ART | EXPO

Une architecture ondoyante pour les 10 ans d’un lieu indiscipliné

16 Mai - 22 Juin 2014
Vernissage le 16 Mai 2014

L'œuvre de Gianni Pettena se situe à la confluence de l’art et de l’architecture. Selon lui, l’architecture doit rester une pensée créatrice capable d’interpréter les mutations de la société. Pour les dix ans du Frac Lorraine, l’artiste propose une installation légère et ondoyante qui vient dissimuler l’architecture séculaire et statique du bâtiment.

Gianni Pettena
Une architecture ondoyante pour les 10 ans d’un lieu indiscipliné

Gianni Pettena est l’un des principaux représentants de l’Architecture radicale avec Archizoom, Superstudio et UFO. Il s’agit d’un mouvement né dans les années 1960 qui repose sur de nouvelles pistes pour l’architecture en explorant les relations entre art et société.

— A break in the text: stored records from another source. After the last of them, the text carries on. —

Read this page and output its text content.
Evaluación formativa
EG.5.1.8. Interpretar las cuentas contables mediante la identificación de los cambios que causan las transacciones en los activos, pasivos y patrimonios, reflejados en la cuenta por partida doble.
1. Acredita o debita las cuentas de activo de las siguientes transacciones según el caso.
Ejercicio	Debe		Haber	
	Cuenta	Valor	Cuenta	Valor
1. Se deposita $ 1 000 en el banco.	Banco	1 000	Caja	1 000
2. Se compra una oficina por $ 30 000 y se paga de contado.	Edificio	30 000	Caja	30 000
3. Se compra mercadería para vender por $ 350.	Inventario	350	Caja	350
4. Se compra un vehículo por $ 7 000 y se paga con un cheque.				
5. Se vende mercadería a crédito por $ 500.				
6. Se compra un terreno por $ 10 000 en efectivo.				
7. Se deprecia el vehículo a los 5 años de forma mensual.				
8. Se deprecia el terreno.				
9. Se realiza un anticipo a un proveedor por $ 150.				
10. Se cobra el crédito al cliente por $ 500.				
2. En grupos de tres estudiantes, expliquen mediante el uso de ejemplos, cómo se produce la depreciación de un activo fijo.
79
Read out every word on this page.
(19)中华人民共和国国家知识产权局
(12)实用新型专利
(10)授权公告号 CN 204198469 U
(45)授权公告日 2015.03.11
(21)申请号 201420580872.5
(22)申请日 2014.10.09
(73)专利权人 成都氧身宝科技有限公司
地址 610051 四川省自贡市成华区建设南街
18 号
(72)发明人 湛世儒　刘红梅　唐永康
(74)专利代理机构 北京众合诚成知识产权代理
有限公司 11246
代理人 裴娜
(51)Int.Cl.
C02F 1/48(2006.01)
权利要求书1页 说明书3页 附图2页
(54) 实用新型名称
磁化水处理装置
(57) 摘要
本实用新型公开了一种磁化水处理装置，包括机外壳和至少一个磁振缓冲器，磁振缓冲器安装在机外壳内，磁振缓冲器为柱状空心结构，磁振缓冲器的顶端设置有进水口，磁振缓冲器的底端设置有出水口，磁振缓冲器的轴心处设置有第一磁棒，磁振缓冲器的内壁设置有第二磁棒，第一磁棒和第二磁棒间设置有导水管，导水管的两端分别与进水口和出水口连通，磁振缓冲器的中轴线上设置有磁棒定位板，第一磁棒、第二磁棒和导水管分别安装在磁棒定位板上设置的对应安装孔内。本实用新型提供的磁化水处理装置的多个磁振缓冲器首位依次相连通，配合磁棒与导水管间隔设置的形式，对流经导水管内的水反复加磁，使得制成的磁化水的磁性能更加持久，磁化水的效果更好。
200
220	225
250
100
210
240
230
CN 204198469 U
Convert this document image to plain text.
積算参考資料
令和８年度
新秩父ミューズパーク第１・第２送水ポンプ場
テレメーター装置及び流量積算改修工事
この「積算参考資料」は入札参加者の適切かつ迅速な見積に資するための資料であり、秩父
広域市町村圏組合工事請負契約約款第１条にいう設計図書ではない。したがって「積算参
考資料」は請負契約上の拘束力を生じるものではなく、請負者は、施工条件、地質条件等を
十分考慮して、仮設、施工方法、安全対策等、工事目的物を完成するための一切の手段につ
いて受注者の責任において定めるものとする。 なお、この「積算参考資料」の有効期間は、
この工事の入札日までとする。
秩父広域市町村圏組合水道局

Artiste, architecte, designer, professeur, historien et critique d’architecture, il se définit avant tout comme un «anarchitecte». Pour lui, l’architecture doit se libérer des contraintes de la construction pour rester une pensée créatrice capable d’interpréter les mutations de la société. Convaincu de la nécessité de repenser le sens de l’architecture en tant que discipline, il soutient «les artistes qui construisent et architectes qui dessinent».

Quel meilleur choix qu’un «anarchitecte» pour fêter l’anniversaire du 49 Nord 6 Est — Frac Lorraine. Lieu singulier et inclassable, le Frac Lorraine aime bousculer, croiser les savoirs et par dessus tout expérimenter. Qui mieux que Gianni Pettena pourrait transformer cet espace et sa perception en composant une installation légère et ondoyante a contrario de son architecture séculaire et statique.

Gianni Pettena, dont l’œuvre se situe à la confluence de l’art et de l’architecture, n’a pas beaucoup construit et affirme que son seul projet architectural est sa petite cabane sur l’île d’Elbe. En tant que protagoniste de l’Architecture radicale italienne, il pense plutôt qu’il ne bétonne.

En proposant de cacher le bâtiment, abritant le Frac Lorraine depuis maintenant dix ans, il vient renouveler avec ce geste poétique, celui de son inauguration. On se souvient encore du labyrinthe en carton blanc de Hans Schabus et des multiples performances en guise de manifeste lors de son ouverture.
Depuis, le Frac n’a pas failli à ses missions, celle d’initier de nouvelles pratiques curatoriales en proposant aux spectateurs d’agir et de réagir, celle de croiser connaissances avec expériences sensorielles, celle d’anticiper et d’expliciter les changements sociétaux, écologiques, philosophiques, etc. Depuis dix ans, le Frac ne cesse de s’attaquer aux clichés et aux idées reçues sur l’art et la culture.